Museum guards are an under-appreciated bunch. They're essential to protecting and preserving art, but we art lovers barely acknowledge their presence. They are trained to be inconspicuous, and we may pass right by them without seeing them. That's bad. Not only are we denying their physicality, we are also failing to notice the details of the entire picture. They, and us, deserve more.

Artist Fred Wilson's experience as a museum guard in college lead him to create a piece that put the dynamic of the hidden guard front and center.  His 1991 work "Guarded View" (now in the Whitney Museum of Art's permanent collection) shows four headless black mannequins in real uniforms from New York City museums. As Wilson remarked, "[There's] something funny about being a guard in a museum. You're on display but you're also invisible." Wilson further proved his point by showing up to give a tour of the Whitney in a guard's uniform. He was well-known in the art world at the time, but the people who eagerly awaited his tour failed to recognize him.

If museums train us to "see," shouldn't we start with the people inside them?
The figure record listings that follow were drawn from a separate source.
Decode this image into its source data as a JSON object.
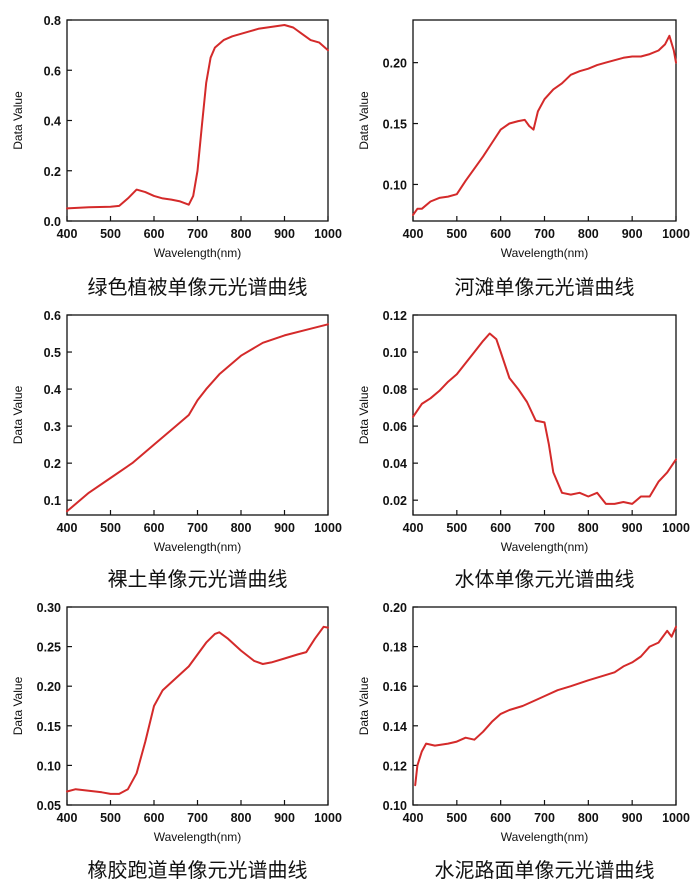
{
  "chart_data": [
    {
      "type": "line",
      "caption": "绿色植被单像元光谱曲线",
      "xlabel": "Wavelength(nm)",
      "ylabel": "Data Value",
      "xlim": [
        400,
        1000
      ],
      "ylim": [
        0.0,
        0.8
      ],
      "xticks": [
        "400",
        "500",
        "600",
        "700",
        "800",
        "900",
        "1000"
      ],
      "yticks": [
        "0.0",
        "0.2",
        "0.4",
        "0.6",
        "0.8"
      ],
      "color": "#d42a2a",
      "series": [
        {
          "x": [
            400,
            450,
            500,
            520,
            540,
            560,
            580,
            600,
            620,
            640,
            660,
            680,
            690,
            700,
            710,
            720,
            730,
            740,
            760,
            780,
            800,
            820,
            840,
            860,
            880,
            900,
            920,
            940,
            960,
            980,
            1000
          ],
          "y": [
            0.05,
            0.055,
            0.057,
            0.06,
            0.09,
            0.125,
            0.115,
            0.1,
            0.09,
            0.085,
            0.078,
            0.065,
            0.1,
            0.2,
            0.38,
            0.55,
            0.65,
            0.69,
            0.72,
            0.735,
            0.745,
            0.755,
            0.765,
            0.77,
            0.775,
            0.78,
            0.77,
            0.745,
            0.72,
            0.71,
            0.68
          ]
        }
      ]
    },
    {
      "type": "line",
      "caption": "河滩单像元光谱曲线",
      "xlabel": "Wavelength(nm)",
      "ylabel": "Data Value",
      "xlim": [
        400,
        1000
      ],
      "ylim": [
        0.07,
        0.235
      ],
      "xticks": [
        "400",
        "500",
        "600",
        "700",
        "800",
        "900",
        "1000"
      ],
      "yticks": [
        "0.10",
        "0.15",
        "0.20"
      ],
      "ytick_values": [
        0.1,
        0.15,
        0.2
      ],
      "color": "#d42a2a",
      "series": [
        {
          "x": [
            400,
            410,
            420,
            440,
            460,
            480,
            500,
            520,
            540,
            560,
            580,
            600,
            620,
            640,
            655,
            665,
            675,
            685,
            700,
            720,
            740,
            760,
            780,
            800,
            820,
            840,
            860,
            880,
            900,
            920,
            940,
            960,
            975,
            985,
            995,
            1000
          ],
          "y": [
            0.075,
            0.08,
            0.08,
            0.086,
            0.089,
            0.09,
            0.092,
            0.103,
            0.113,
            0.123,
            0.134,
            0.145,
            0.15,
            0.152,
            0.153,
            0.148,
            0.145,
            0.16,
            0.17,
            0.178,
            0.183,
            0.19,
            0.193,
            0.195,
            0.198,
            0.2,
            0.202,
            0.204,
            0.205,
            0.205,
            0.207,
            0.21,
            0.215,
            0.222,
            0.21,
            0.2
          ]
        }
      ]
    },
    {
      "type": "line",
      "caption": "裸土单像元光谱曲线",
      "xlabel": "Wavelength(nm)",
      "ylabel": "Data Value",
      "xlim": [
        400,
        1000
      ],
      "ylim": [
        0.06,
        0.6
      ],
      "xticks": [
        "400",
        "500",
        "600",
        "700",
        "800",
        "900",
        "1000"
      ],
      "yticks": [
        "0.1",
        "0.2",
        "0.3",
        "0.4",
        "0.5",
        "0.6"
      ],
      "ytick_values": [
        0.1,
        0.2,
        0.3,
        0.4,
        0.5,
        0.6
      ],
      "color": "#d42a2a",
      "series": [
        {
          "x": [
            400,
            450,
            500,
            550,
            600,
            650,
            680,
            700,
            720,
            750,
            800,
            850,
            900,
            950,
            1000
          ],
          "y": [
            0.07,
            0.12,
            0.16,
            0.2,
            0.25,
            0.3,
            0.33,
            0.37,
            0.4,
            0.44,
            0.49,
            0.525,
            0.545,
            0.56,
            0.575
          ]
        }
      ]
    },
    {
      "type": "line",
      "caption": "水体单像元光谱曲线",
      "xlabel": "Wavelength(nm)",
      "ylabel": "Data Value",
      "xlim": [
        400,
        1000
      ],
      "ylim": [
        0.012,
        0.12
      ],
      "xticks": [
        "400",
        "500",
        "600",
        "700",
        "800",
        "900",
        "1000"
      ],
      "yticks": [
        "0.02",
        "0.04",
        "0.06",
        "0.08",
        "0.10",
        "0.12"
      ],
      "ytick_values": [
        0.02,
        0.04,
        0.06,
        0.08,
        0.1,
        0.12
      ],
      "color": "#d42a2a",
      "series": [
        {
          "x": [
            400,
            420,
            440,
            460,
            480,
            500,
            520,
            540,
            560,
            575,
            590,
            600,
            620,
            640,
            660,
            680,
            700,
            710,
            720,
            740,
            760,
            780,
            800,
            820,
            840,
            860,
            880,
            900,
            920,
            940,
            960,
            980,
            1000
          ],
          "y": [
            0.065,
            0.072,
            0.075,
            0.079,
            0.084,
            0.088,
            0.094,
            0.1,
            0.106,
            0.11,
            0.107,
            0.1,
            0.086,
            0.08,
            0.073,
            0.063,
            0.062,
            0.05,
            0.035,
            0.024,
            0.023,
            0.024,
            0.022,
            0.024,
            0.018,
            0.018,
            0.019,
            0.018,
            0.022,
            0.022,
            0.03,
            0.035,
            0.042
          ]
        }
      ]
    },
    {
      "type": "line",
      "caption": "橡胶跑道单像元光谱曲线",
      "xlabel": "Wavelength(nm)",
      "ylabel": "Data Value",
      "xlim": [
        400,
        1000
      ],
      "ylim": [
        0.05,
        0.3
      ],
      "xticks": [
        "400",
        "500",
        "600",
        "700",
        "800",
        "900",
        "1000"
      ],
      "yticks": [
        "0.05",
        "0.10",
        "0.15",
        "0.20",
        "0.25",
        "0.30"
      ],
      "ytick_values": [
        0.05,
        0.1,
        0.15,
        0.2,
        0.25,
        0.3
      ],
      "color": "#d42a2a",
      "series": [
        {
          "x": [
            400,
            420,
            450,
            480,
            500,
            520,
            540,
            560,
            580,
            600,
            620,
            650,
            680,
            700,
            720,
            740,
            750,
            770,
            800,
            830,
            850,
            870,
            900,
            930,
            950,
            970,
            990,
            1000
          ],
          "y": [
            0.067,
            0.07,
            0.068,
            0.066,
            0.064,
            0.064,
            0.07,
            0.09,
            0.13,
            0.175,
            0.195,
            0.21,
            0.225,
            0.24,
            0.255,
            0.266,
            0.268,
            0.26,
            0.245,
            0.232,
            0.228,
            0.23,
            0.235,
            0.24,
            0.243,
            0.26,
            0.275,
            0.274
          ]
        }
      ]
    },
    {
      "type": "line",
      "caption": "水泥路面单像元光谱曲线",
      "xlabel": "Wavelength(nm)",
      "ylabel": "Data Value",
      "xlim": [
        400,
        1000
      ],
      "ylim": [
        0.1,
        0.2
      ],
      "xticks": [
        "400",
        "500",
        "600",
        "700",
        "800",
        "900",
        "1000"
      ],
      "yticks": [
        "0.10",
        "0.12",
        "0.14",
        "0.16",
        "0.18",
        "0.20"
      ],
      "ytick_values": [
        0.1,
        0.12,
        0.14,
        0.16,
        0.18,
        0.2
      ],
      "color": "#d42a2a",
      "series": [
        {
          "x": [
            405,
            410,
            420,
            430,
            450,
            480,
            500,
            520,
            540,
            560,
            580,
            600,
            620,
            650,
            680,
            700,
            730,
            760,
            800,
            830,
            860,
            880,
            900,
            920,
            940,
            960,
            980,
            990,
            1000
          ],
          "y": [
            0.11,
            0.12,
            0.127,
            0.131,
            0.13,
            0.131,
            0.132,
            0.134,
            0.133,
            0.137,
            0.142,
            0.146,
            0.148,
            0.15,
            0.153,
            0.155,
            0.158,
            0.16,
            0.163,
            0.165,
            0.167,
            0.17,
            0.172,
            0.175,
            0.18,
            0.182,
            0.188,
            0.185,
            0.19
          ]
        }
      ]
    }
  ]
}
We need to embrace an entirely new etiquette, I think, regarding our interactions with the people who help make public viewing of art possible. A polite head nod or a smile would probably do it.

Some guards are so spatially talented, you want to applaud them. At the Louise Lawler show, WHY PICTURES NOW currently at MoMA, I was struck by how the guard (photo above) made graphic performance art by inhabiting the door space under an exit sign. It reminded me of the guards in their booths at Buckingham Palace. This guard's act of geometric occupation counterbalanced the spatial relationships in Lawler's adhesive vinyl wall piece, "Triangle (traced)." Impeccably dressed in black-and-white, he extends rather than distracts from the monochrome wall piece. His white shirt beneath his blazer mirrors Lawler's triangle, and his clever positioning creates a three-dimensional triangle with the black-clad art observer as the point. Thanks to this stealth performance artist, aka museum guard, I had a stunning moment where art and life perfectly intersected.